Your standard debunking of the $15 hourly wage argument usually goes like this: Whatever the initial benefit to underpaid workers is, the pay hike is unsustainable for small businesses, which is a lose-lose for everybody. Your standard debunker, however, may want to consider this anomaly that has attracted the attention of workers’ rights advocates and fast-food honchos alike: Detroit’s money-making, living-wage-paying Moo Cluck Moo.

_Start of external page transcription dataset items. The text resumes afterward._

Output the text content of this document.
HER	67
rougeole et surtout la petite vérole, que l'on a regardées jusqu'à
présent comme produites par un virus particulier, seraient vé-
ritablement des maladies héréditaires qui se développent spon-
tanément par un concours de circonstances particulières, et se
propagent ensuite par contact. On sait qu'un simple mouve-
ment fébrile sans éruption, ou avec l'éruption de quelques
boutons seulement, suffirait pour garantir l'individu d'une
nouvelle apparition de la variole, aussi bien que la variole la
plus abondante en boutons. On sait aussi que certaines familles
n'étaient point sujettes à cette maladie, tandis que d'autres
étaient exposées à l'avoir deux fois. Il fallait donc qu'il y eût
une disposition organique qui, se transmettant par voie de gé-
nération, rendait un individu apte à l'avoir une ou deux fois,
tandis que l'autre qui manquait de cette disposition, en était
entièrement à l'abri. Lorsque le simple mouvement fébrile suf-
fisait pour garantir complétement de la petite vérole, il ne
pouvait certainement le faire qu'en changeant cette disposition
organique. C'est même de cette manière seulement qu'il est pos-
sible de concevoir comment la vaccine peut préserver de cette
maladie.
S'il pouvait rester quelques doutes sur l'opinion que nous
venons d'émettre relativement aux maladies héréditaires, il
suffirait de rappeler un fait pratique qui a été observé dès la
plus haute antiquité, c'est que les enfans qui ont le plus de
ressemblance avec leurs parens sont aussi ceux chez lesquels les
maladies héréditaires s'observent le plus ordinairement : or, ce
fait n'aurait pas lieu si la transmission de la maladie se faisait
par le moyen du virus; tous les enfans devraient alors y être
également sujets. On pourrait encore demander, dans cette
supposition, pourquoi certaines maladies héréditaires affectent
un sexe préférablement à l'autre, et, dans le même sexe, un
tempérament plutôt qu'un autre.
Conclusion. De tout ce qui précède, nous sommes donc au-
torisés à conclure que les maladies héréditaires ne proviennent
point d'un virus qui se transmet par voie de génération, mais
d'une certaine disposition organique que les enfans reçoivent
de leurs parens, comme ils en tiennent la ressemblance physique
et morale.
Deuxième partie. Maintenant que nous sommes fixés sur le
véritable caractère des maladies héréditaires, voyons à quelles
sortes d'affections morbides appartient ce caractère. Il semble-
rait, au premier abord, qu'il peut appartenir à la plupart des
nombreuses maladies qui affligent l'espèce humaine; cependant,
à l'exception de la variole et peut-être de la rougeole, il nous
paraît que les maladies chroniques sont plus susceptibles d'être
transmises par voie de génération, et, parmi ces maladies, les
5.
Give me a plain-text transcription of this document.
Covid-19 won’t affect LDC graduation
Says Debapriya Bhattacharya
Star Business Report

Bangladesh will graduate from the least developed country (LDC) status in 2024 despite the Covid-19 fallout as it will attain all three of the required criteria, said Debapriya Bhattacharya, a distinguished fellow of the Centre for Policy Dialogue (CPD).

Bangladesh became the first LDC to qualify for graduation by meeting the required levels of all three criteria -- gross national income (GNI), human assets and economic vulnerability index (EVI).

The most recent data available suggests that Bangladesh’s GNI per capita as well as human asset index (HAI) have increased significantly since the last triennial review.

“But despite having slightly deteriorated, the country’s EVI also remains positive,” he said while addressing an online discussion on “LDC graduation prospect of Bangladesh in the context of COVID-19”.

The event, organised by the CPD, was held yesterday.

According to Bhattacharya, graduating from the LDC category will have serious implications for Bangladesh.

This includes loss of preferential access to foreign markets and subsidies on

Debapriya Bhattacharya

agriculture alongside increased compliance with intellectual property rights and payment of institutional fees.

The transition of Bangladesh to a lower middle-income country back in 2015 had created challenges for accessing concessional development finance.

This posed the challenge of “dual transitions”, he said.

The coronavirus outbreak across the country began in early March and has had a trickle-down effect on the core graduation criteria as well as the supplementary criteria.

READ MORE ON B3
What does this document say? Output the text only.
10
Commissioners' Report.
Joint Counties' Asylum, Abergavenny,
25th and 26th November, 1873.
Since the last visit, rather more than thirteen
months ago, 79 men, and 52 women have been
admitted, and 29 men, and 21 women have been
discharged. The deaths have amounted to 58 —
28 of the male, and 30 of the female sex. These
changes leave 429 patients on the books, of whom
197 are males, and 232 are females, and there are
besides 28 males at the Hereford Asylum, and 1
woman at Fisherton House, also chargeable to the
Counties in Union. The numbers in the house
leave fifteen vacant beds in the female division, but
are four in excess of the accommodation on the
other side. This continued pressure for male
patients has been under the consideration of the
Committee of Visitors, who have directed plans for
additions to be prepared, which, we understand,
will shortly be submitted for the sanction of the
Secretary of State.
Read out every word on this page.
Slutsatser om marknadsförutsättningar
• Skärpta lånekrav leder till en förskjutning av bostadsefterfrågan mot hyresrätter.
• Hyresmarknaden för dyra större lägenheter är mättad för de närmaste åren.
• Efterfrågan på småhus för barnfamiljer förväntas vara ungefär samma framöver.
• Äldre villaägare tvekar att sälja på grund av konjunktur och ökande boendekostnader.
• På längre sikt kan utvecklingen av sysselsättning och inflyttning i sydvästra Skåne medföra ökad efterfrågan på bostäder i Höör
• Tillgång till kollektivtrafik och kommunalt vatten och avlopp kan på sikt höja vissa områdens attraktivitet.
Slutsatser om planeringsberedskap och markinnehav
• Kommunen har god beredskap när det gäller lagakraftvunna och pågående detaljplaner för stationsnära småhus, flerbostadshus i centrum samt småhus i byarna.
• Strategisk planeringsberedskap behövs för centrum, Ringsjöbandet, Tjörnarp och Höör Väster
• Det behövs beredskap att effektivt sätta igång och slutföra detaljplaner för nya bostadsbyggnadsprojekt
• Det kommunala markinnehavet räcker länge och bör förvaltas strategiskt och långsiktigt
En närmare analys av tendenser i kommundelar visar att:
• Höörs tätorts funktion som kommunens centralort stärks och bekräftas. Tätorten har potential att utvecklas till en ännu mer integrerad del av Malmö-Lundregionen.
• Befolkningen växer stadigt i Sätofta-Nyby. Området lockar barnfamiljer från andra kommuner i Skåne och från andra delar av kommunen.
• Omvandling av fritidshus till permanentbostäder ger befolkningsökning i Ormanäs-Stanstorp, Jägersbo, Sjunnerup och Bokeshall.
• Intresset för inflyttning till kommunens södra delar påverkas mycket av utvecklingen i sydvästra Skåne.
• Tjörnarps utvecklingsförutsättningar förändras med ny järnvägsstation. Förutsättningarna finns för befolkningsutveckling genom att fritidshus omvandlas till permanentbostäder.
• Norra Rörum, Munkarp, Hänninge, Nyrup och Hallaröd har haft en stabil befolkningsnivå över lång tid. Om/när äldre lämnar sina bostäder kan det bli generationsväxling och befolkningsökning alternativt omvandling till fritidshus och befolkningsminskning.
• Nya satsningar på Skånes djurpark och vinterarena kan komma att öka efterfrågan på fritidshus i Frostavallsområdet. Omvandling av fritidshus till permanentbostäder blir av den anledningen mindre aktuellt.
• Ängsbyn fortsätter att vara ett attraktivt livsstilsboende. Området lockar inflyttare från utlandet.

When the restaurant opened the first of its two locations, it was 2012 and workers got paid a still-high $12 an hour. Moo Cluck Moo specializes in burgers, so somebody had to do the proverbial patty flipping. To combat lower-rung syndrome, co-founder Brian Parker devised a system that designated the task as several rotating responsibilities that also include manning the grill, working the fryer, baking the buns, and whipping up the housemade “Moo Sauce.” Constant rotation keeps morale high, he says, along with the pay. And while those burgers cost $6, people aren’t complaining of highway robbery; the restaurant uses “Wagyu” beef and has meanwhile also been able to raise wages to $15 an hour.
“I’m not driving around in a six-figure sports car,” Parker says, but the company is going to post a quarterly profit and has big expansion plans nonetheless. Moo Cluck Moo even sat out its first tip tip last week. Everything customers put in it, however, goes to a local charity.